PR No. 155 NO ONE TO BE ALLOWED TO DERAIL REFORM PROCESS ALL RECORD BEING DIGITIZED, COMPREHENSIVE PRICING POLICY BEING IMPLEMENTS – DRAP Islamabad: April 18, 2017
In a strongly worded statement Drug Regulatory Authority of Pakistan has reaffirmed its commitment to reform saying no one will be allowed to derail the process of change. All manual system of record is being done away with and replaced with digitized record. This is a major reform measure that will improve the efficiency of the authority and enhance transparency.
The digitized record will also help in publishing Pakistan National Formulary. Similarly, the decision of allocation of fresh registration number in cases of change of registration holder, is taken to avoid possible legal complications and the old registration number will stand cancelled.
The Drug Pricing Committee recommended maximum retail prices of drugs according to the Drug Pricing Policy-2015 and in the public interest. It is baseless that prices of Daclatasvir 60mg & 30mg Tablets and Sofosbuvir + Ledipasvir 400mg/90mg Tablets were fixed higher. As a matter of fact, the committee recommended Maximum Retail Price of Daclatasvir 60mg Tablets @ Rs.4552/28’s and Daclatasvir 30mg Tablets @2782/28’s as the lowest demanded prices by a manufacturer whose drug had been approved by the Registration Board. The recommended price of Daclatasvir 30mg Tablets is less than half of its price in India (eq.to Pk.Rs.5909/28’s) – this strength not available in Bangladesh- and DPC recommended price of Daclatasvir 60mg Tablets which is again less than half of its price in India (eq.to Pk.Rs.9799/28’s) & 1/4 of its price in Bangladesh (eq.to Pk.Rs.16878/28’s). Price of Sofosbuvir + Ledipasvir 400mg/90mg Tablets was recommended as per provisions of the Drug Pricing Policy-2015 which is again 29% lower than its price in India (eq.to Pk.Rs.37912/28’s) and less than half of its price in Bangladesh (eq.to.Pk.Rs.66928/28’s). Under no circumstance, demanded prices by a company whose drugs have not been registered by the Registration Board can be considered as benchmark.
Prices of drugs of M/s Otsuka have not been increased during last 5 years and information being provided by some elements in this regard is baseless. In 2011, after devolution of Ministry of Health, almost all six (6) manufacturers of Intravenous (IV) solution increased prices of their drugs and managed to obtain stay orders from the Lahore High Court. The Cabinet Division (Drug Control Administration was under administrative control of Cabinet Division after devolution of the Ministry of Health) contested the cases in the High Court and the Honourable Court directed through Deputy Attorney General to resolve the matter. Accordingly matter was placed before the Drug Pricing Committee (DPC) under the Chair of Secretary, Cabinet Division and IV manufacturers (including Otsuka) appeared before the DPC and explained that due to steep increase in cost of inputs, expenses of IV drugs viz, Polyethylene, Dextrose, Sodium Chloride, Sodium Lactate, activated carbon, cartons, electricity, gas, diesel, freight, minimum wages etc, it had become unviable to produce and market these drugs at previous prices. DPC, after considering all facts, decided to reduce prices of de-controlled IV drugs which were increased by IV manufacturers to unjustified level (after obtaining stay orders from the honourable court) and increased prices of controlled drugs up to justified level.
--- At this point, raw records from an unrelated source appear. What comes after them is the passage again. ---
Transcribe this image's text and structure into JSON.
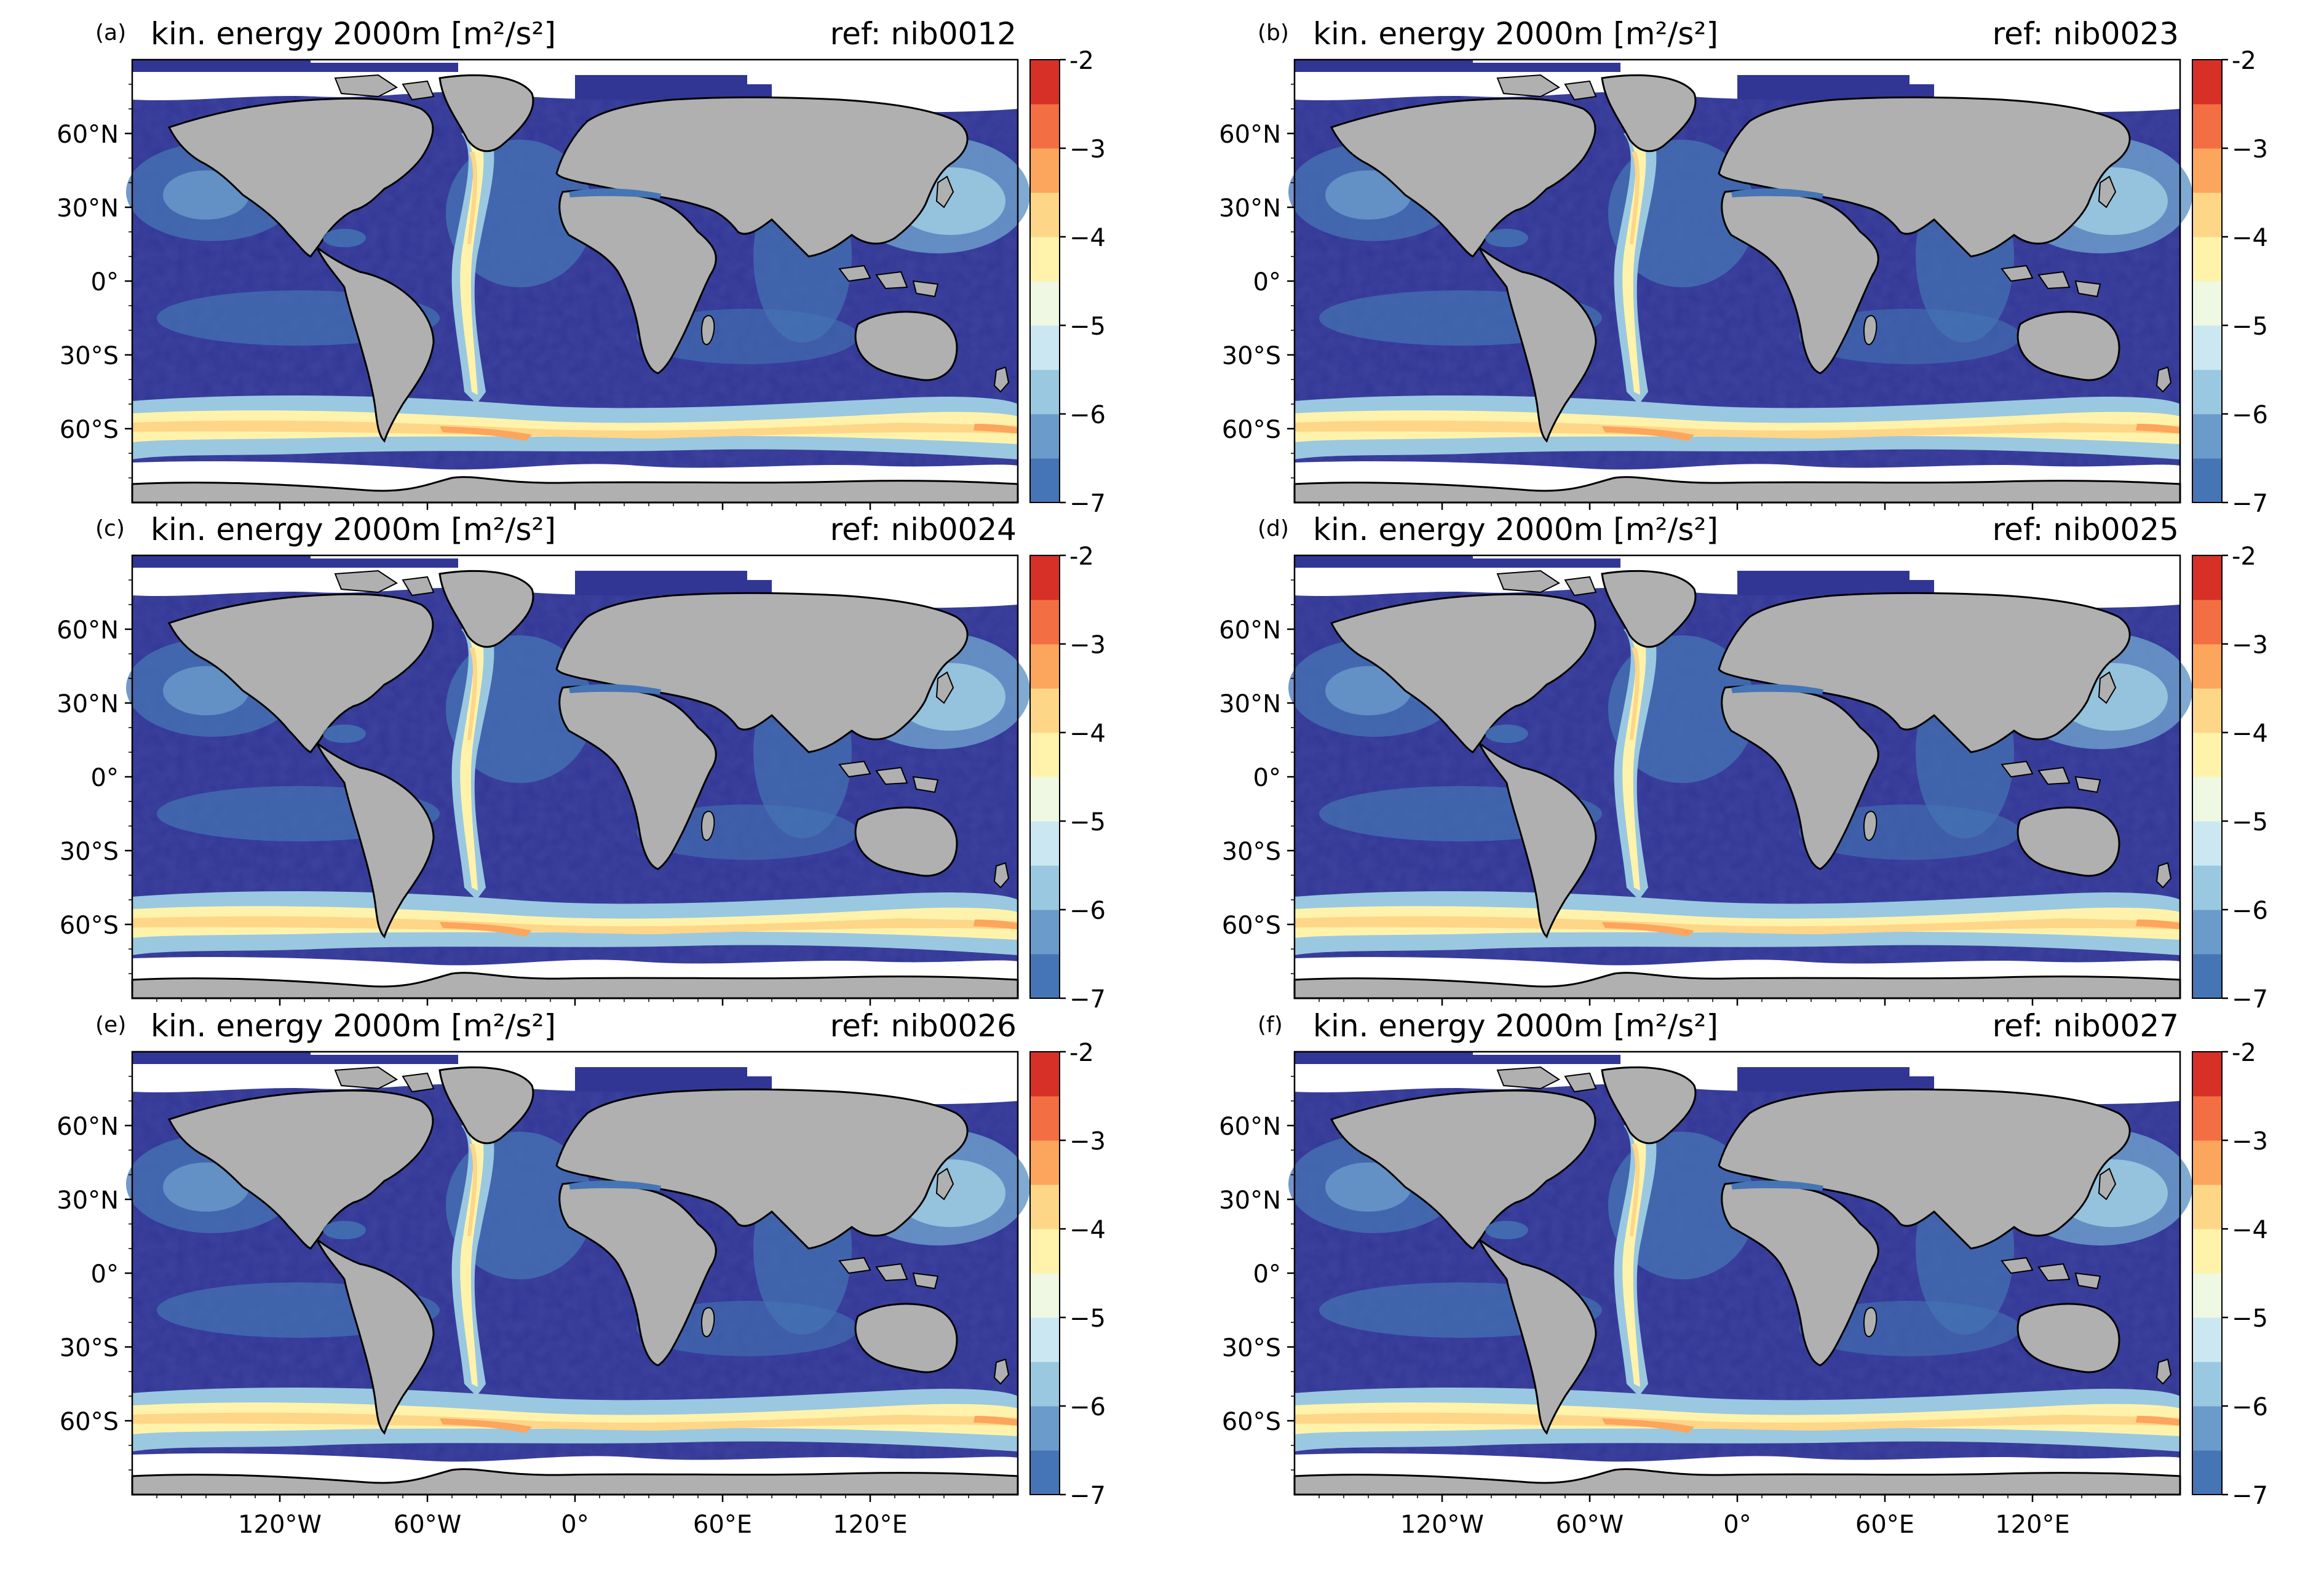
{
  "figure": {
    "panel_labels": [
      "(a)",
      "(b)",
      "(c)",
      "(d)",
      "(e)",
      "(f)"
    ]
  },
  "chart_data": [
    {
      "type": "heatmap",
      "label": "(a)",
      "title": "kin. energy 2000m [m²/s²]",
      "ref": "ref: nib0012",
      "x_ticks": [
        "120°W",
        "60°W",
        "0°",
        "60°E",
        "120°E"
      ],
      "y_ticks": [
        "60°N",
        "30°N",
        "0°",
        "30°S",
        "60°S"
      ],
      "x_tick_values": [
        -120,
        -60,
        0,
        60,
        120
      ],
      "y_tick_values": [
        60,
        30,
        0,
        -30,
        -60
      ],
      "xlim": [
        -180,
        180
      ],
      "ylim": [
        -90,
        90
      ],
      "show_xticklabels": false,
      "colorbar": {
        "ticks": [
          "-2",
          "−3",
          "−4",
          "−5",
          "−6",
          "−7"
        ],
        "tick_values": [
          -2,
          -3,
          -4,
          -5,
          -6,
          -7
        ],
        "range": [
          -7,
          -2
        ],
        "levels": 10
      }
    },
    {
      "type": "heatmap",
      "label": "(b)",
      "title": "kin. energy 2000m [m²/s²]",
      "ref": "ref: nib0023",
      "x_ticks": [
        "120°W",
        "60°W",
        "0°",
        "60°E",
        "120°E"
      ],
      "y_ticks": [
        "60°N",
        "30°N",
        "0°",
        "30°S",
        "60°S"
      ],
      "x_tick_values": [
        -120,
        -60,
        0,
        60,
        120
      ],
      "y_tick_values": [
        60,
        30,
        0,
        -30,
        -60
      ],
      "xlim": [
        -180,
        180
      ],
      "ylim": [
        -90,
        90
      ],
      "show_xticklabels": false,
      "colorbar": {
        "ticks": [
          "-2",
          "−3",
          "−4",
          "−5",
          "−6",
          "−7"
        ],
        "tick_values": [
          -2,
          -3,
          -4,
          -5,
          -6,
          -7
        ],
        "range": [
          -7,
          -2
        ],
        "levels": 10
      }
    },
    {
      "type": "heatmap",
      "label": "(c)",
      "title": "kin. energy 2000m [m²/s²]",
      "ref": "ref: nib0024",
      "x_ticks": [
        "120°W",
        "60°W",
        "0°",
        "60°E",
        "120°E"
      ],
      "y_ticks": [
        "60°N",
        "30°N",
        "0°",
        "30°S",
        "60°S"
      ],
      "x_tick_values": [
        -120,
        -60,
        0,
        60,
        120
      ],
      "y_tick_values": [
        60,
        30,
        0,
        -30,
        -60
      ],
      "xlim": [
        -180,
        180
      ],
      "ylim": [
        -90,
        90
      ],
      "show_xticklabels": false,
      "colorbar": {
        "ticks": [
          "-2",
          "−3",
          "−4",
          "−5",
          "−6",
          "−7"
        ],
        "tick_values": [
          -2,
          -3,
          -4,
          -5,
          -6,
          -7
        ],
        "range": [
          -7,
          -2
        ],
        "levels": 10
      }
    },
    {
      "type": "heatmap",
      "label": "(d)",
      "title": "kin. energy 2000m [m²/s²]",
      "ref": "ref: nib0025",
      "x_ticks": [
        "120°W",
        "60°W",
        "0°",
        "60°E",
        "120°E"
      ],
      "y_ticks": [
        "60°N",
        "30°N",
        "0°",
        "30°S",
        "60°S"
      ],
      "x_tick_values": [
        -120,
        -60,
        0,
        60,
        120
      ],
      "y_tick_values": [
        60,
        30,
        0,
        -30,
        -60
      ],
      "xlim": [
        -180,
        180
      ],
      "ylim": [
        -90,
        90
      ],
      "show_xticklabels": false,
      "colorbar": {
        "ticks": [
          "-2",
          "−3",
          "−4",
          "−5",
          "−6",
          "−7"
        ],
        "tick_values": [
          -2,
          -3,
          -4,
          -5,
          -6,
          -7
        ],
        "range": [
          -7,
          -2
        ],
        "levels": 10
      }
    },
    {
      "type": "heatmap",
      "label": "(e)",
      "title": "kin. energy 2000m [m²/s²]",
      "ref": "ref: nib0026",
      "x_ticks": [
        "120°W",
        "60°W",
        "0°",
        "60°E",
        "120°E"
      ],
      "y_ticks": [
        "60°N",
        "30°N",
        "0°",
        "30°S",
        "60°S"
      ],
      "x_tick_values": [
        -120,
        -60,
        0,
        60,
        120
      ],
      "y_tick_values": [
        60,
        30,
        0,
        -30,
        -60
      ],
      "xlim": [
        -180,
        180
      ],
      "ylim": [
        -90,
        90
      ],
      "show_xticklabels": true,
      "colorbar": {
        "ticks": [
          "-2",
          "−3",
          "−4",
          "−5",
          "−6",
          "−7"
        ],
        "tick_values": [
          -2,
          -3,
          -4,
          -5,
          -6,
          -7
        ],
        "range": [
          -7,
          -2
        ],
        "levels": 10
      }
    },
    {
      "type": "heatmap",
      "label": "(f)",
      "title": "kin. energy 2000m [m²/s²]",
      "ref": "ref: nib0027",
      "x_ticks": [
        "120°W",
        "60°W",
        "0°",
        "60°E",
        "120°E"
      ],
      "y_ticks": [
        "60°N",
        "30°N",
        "0°",
        "30°S",
        "60°S"
      ],
      "x_tick_values": [
        -120,
        -60,
        0,
        60,
        120
      ],
      "y_tick_values": [
        60,
        30,
        0,
        -30,
        -60
      ],
      "xlim": [
        -180,
        180
      ],
      "ylim": [
        -90,
        90
      ],
      "show_xticklabels": true,
      "colorbar": {
        "ticks": [
          "-2",
          "−3",
          "−4",
          "−5",
          "−6",
          "−7"
        ],
        "tick_values": [
          -2,
          -3,
          -4,
          -5,
          -6,
          -7
        ],
        "range": [
          -7,
          -2
        ],
        "levels": 10
      }
    }
  ],
  "colors": {
    "land": "#b0b0b0",
    "ice": "#ffffff",
    "deep_ocean": "#313695",
    "colormap": [
      "#4575b4",
      "#6b9bca",
      "#9ac8e0",
      "#cbe8f2",
      "#eef8e3",
      "#fff3ac",
      "#fed687",
      "#fca55d",
      "#f36e43",
      "#d73027"
    ]
  }
}
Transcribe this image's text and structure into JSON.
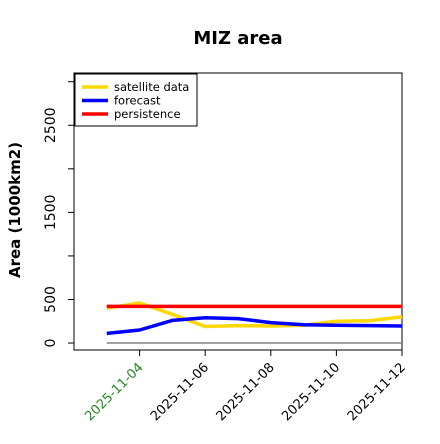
{
  "chart_data": {
    "type": "line",
    "title": "MIZ area",
    "xlabel": "",
    "ylabel": "Area (1000km2)",
    "x": [
      "2025-11-03",
      "2025-11-04",
      "2025-11-05",
      "2025-11-06",
      "2025-11-07",
      "2025-11-08",
      "2025-11-09",
      "2025-11-10",
      "2025-11-11",
      "2025-11-12"
    ],
    "xlim": [
      "2025-11-02",
      "2025-11-12"
    ],
    "ylim": [
      -80,
      3100
    ],
    "xtick_labels": [
      "2025-11-04",
      "2025-11-06",
      "2025-11-08",
      "2025-11-10",
      "2025-11-12"
    ],
    "xtick_dates": [
      "2025-11-04",
      "2025-11-06",
      "2025-11-08",
      "2025-11-10",
      "2025-11-12"
    ],
    "ytick_labels": [
      "0",
      "500",
      "1500",
      "2500"
    ],
    "ytick_values": [
      0,
      500,
      1500,
      2500
    ],
    "minor_yticks": [
      1000,
      2000,
      3000
    ],
    "highlight_tick": "2025-11-04",
    "highlight_color": "#228B22",
    "series": [
      {
        "name": "satellite data",
        "color": "#FFD700",
        "values": [
          400,
          460,
          330,
          190,
          200,
          195,
          205,
          250,
          255,
          300
        ]
      },
      {
        "name": "forecast",
        "color": "#0000FF",
        "values": [
          110,
          150,
          260,
          290,
          280,
          235,
          210,
          205,
          200,
          195
        ]
      },
      {
        "name": "persistence",
        "color": "#FF0000",
        "values": [
          420,
          420,
          420,
          420,
          420,
          420,
          420,
          420,
          420,
          420
        ]
      }
    ],
    "baseline": {
      "value": 0,
      "color": "#808080"
    },
    "legend_position": "top-left",
    "grid": false
  }
}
The Central Licensing Board is an independent statutory body set up by the Federal Government under Section 5 of the Drugs Act, 1976 and consisting of representatives of the Federal Government and the provincial governments. Rule 8 of the Drugs (Licensing, Registration & Advertisement) Rules, 1976 provides composition of the Board whereas rule 10 of the said rules provides procedure for Central Licensing Board for conducting its business. Rule 13 of said rules provides exclusively procedure for renewal of Drug Manufacturing License (DML). The case of M/s Otsuka Pakistan, Hub-Balochistan for renewal of their DML was considered and decided by the Central Licensing Board purely on the merit and as per provisions of law as narrated above. The allegations leveled are totally baseless and not based on facts and are, therefore, strongly rebutted.
Elements involved in heinous crime of illegal manufacturing of banned sex drugs and unauthorized manufacturing of unregistered drugs and violation of licensing rules. Whenever, actions were initiated by DRAP against these elements, they attempt to pressurize officials of DRAP and Ministry, for their vested interests, the statement concluded adding that there will be no compromise on the reform process.